# Not a lot of action



## xfontanax (Dec 2, 2007)

Haven't seen a post here in a couple of days...

Hi all, new here--but long time MTB rider. Anyways, I just ordered a new 07 Scott S20. I hope to get it in a week or so. Any thoughts on this bike? It'll be my first road bike since the 1980s. Since the 1990s, I've strictlt gone MTB'ing. I'm hoping I did good choosing the S20, there wasn't much online reviews out there. How do you, that own it, like it? Thanks.


----------



## rollin nolan (Jun 22, 2007)

You're right.
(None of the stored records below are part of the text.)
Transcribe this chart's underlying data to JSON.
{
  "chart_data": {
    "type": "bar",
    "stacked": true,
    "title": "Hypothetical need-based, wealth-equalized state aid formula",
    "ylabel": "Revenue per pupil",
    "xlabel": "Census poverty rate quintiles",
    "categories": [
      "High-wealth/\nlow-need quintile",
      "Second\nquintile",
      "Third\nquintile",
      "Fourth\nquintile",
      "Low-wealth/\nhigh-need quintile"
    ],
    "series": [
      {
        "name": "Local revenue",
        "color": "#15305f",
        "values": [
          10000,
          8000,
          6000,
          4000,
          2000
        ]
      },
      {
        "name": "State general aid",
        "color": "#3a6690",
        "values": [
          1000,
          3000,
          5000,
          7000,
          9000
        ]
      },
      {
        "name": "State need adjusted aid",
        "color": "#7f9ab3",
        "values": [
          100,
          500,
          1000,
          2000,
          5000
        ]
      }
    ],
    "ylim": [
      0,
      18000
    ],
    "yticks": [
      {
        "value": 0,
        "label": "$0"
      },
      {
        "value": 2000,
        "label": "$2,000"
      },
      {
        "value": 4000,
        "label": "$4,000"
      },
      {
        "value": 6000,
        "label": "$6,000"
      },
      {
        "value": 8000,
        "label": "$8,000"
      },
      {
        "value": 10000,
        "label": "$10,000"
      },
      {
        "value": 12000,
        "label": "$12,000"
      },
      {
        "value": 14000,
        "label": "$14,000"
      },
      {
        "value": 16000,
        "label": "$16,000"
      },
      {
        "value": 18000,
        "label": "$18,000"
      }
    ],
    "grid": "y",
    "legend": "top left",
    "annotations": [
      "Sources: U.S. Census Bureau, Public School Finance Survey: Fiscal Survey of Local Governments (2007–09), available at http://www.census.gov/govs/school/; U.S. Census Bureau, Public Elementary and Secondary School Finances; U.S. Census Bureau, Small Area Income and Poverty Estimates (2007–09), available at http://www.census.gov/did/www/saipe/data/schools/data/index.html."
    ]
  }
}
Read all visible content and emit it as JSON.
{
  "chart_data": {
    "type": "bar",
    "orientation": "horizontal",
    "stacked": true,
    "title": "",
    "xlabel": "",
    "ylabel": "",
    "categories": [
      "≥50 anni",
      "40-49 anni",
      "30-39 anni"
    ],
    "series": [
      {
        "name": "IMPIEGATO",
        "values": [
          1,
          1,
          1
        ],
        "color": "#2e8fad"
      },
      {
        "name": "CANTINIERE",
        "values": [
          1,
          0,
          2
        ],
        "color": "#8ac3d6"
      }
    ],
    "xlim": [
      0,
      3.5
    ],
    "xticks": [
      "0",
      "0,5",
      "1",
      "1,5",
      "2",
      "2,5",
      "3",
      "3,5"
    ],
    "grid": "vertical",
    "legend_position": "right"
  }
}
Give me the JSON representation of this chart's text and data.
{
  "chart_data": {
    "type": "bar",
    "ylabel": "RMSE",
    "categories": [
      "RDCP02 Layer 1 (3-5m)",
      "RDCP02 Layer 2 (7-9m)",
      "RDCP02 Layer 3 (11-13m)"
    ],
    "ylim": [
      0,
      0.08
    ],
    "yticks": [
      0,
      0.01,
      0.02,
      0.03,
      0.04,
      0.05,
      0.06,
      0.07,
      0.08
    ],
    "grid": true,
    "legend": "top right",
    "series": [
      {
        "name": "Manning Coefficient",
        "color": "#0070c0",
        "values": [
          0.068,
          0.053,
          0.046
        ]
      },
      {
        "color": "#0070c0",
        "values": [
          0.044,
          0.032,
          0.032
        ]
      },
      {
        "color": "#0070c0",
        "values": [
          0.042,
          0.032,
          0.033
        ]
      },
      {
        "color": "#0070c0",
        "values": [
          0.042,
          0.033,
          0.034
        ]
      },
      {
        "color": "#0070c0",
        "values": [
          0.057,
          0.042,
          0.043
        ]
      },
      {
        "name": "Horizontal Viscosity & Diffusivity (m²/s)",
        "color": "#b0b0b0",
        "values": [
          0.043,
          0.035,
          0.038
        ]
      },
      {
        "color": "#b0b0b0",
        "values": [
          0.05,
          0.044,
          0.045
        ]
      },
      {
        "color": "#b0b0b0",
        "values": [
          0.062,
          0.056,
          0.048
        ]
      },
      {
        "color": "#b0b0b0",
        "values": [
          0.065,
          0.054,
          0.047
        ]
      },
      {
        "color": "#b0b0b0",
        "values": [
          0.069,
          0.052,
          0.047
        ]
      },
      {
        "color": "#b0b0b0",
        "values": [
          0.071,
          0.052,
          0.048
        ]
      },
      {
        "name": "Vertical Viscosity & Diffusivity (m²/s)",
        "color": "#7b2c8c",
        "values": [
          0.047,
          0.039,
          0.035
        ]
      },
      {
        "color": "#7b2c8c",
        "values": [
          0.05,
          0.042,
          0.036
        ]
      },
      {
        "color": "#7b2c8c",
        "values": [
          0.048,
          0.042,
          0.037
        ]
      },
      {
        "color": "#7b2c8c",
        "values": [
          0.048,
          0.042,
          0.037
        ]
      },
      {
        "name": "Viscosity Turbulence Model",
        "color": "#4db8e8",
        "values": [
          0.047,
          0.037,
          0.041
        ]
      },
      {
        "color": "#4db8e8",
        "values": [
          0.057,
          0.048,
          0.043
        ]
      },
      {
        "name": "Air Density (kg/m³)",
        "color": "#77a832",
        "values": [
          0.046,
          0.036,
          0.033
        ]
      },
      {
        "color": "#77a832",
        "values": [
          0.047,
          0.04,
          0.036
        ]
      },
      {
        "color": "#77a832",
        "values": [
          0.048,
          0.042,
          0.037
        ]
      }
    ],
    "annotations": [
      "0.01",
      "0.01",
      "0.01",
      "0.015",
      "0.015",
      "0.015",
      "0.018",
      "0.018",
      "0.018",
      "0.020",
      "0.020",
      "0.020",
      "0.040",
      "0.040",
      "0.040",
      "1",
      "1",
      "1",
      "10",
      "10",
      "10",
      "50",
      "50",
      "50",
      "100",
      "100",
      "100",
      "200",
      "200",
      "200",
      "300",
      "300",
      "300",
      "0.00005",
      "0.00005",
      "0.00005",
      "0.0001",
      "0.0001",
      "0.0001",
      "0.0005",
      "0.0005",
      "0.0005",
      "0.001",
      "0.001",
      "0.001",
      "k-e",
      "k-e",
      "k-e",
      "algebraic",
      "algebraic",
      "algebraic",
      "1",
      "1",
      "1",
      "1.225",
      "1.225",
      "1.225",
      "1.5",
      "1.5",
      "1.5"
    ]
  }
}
The Scott forum is pretty slow. I was lusting for an Addict a month ago but my bike dreams have moved on to the Tarmac SL2 due to the lack of replys. Good thing I'm not buying a new bike until next year. Or, I guess too bad.


----------



## xfontanax (Dec 2, 2007)

I really like the Specialized products--SOLID! I have a 2006 Specialized Epic MTB, and I couldn't be happier. The Tarmac was briefly on my dreamsheet, but it was just too much money for me. So, I settled for the Scott S20. From my research, the Scott seemed to be a helluva deal. I also considered the 06 JAMIS Eclipse, but again, it came down to best price/performance ratio.


----------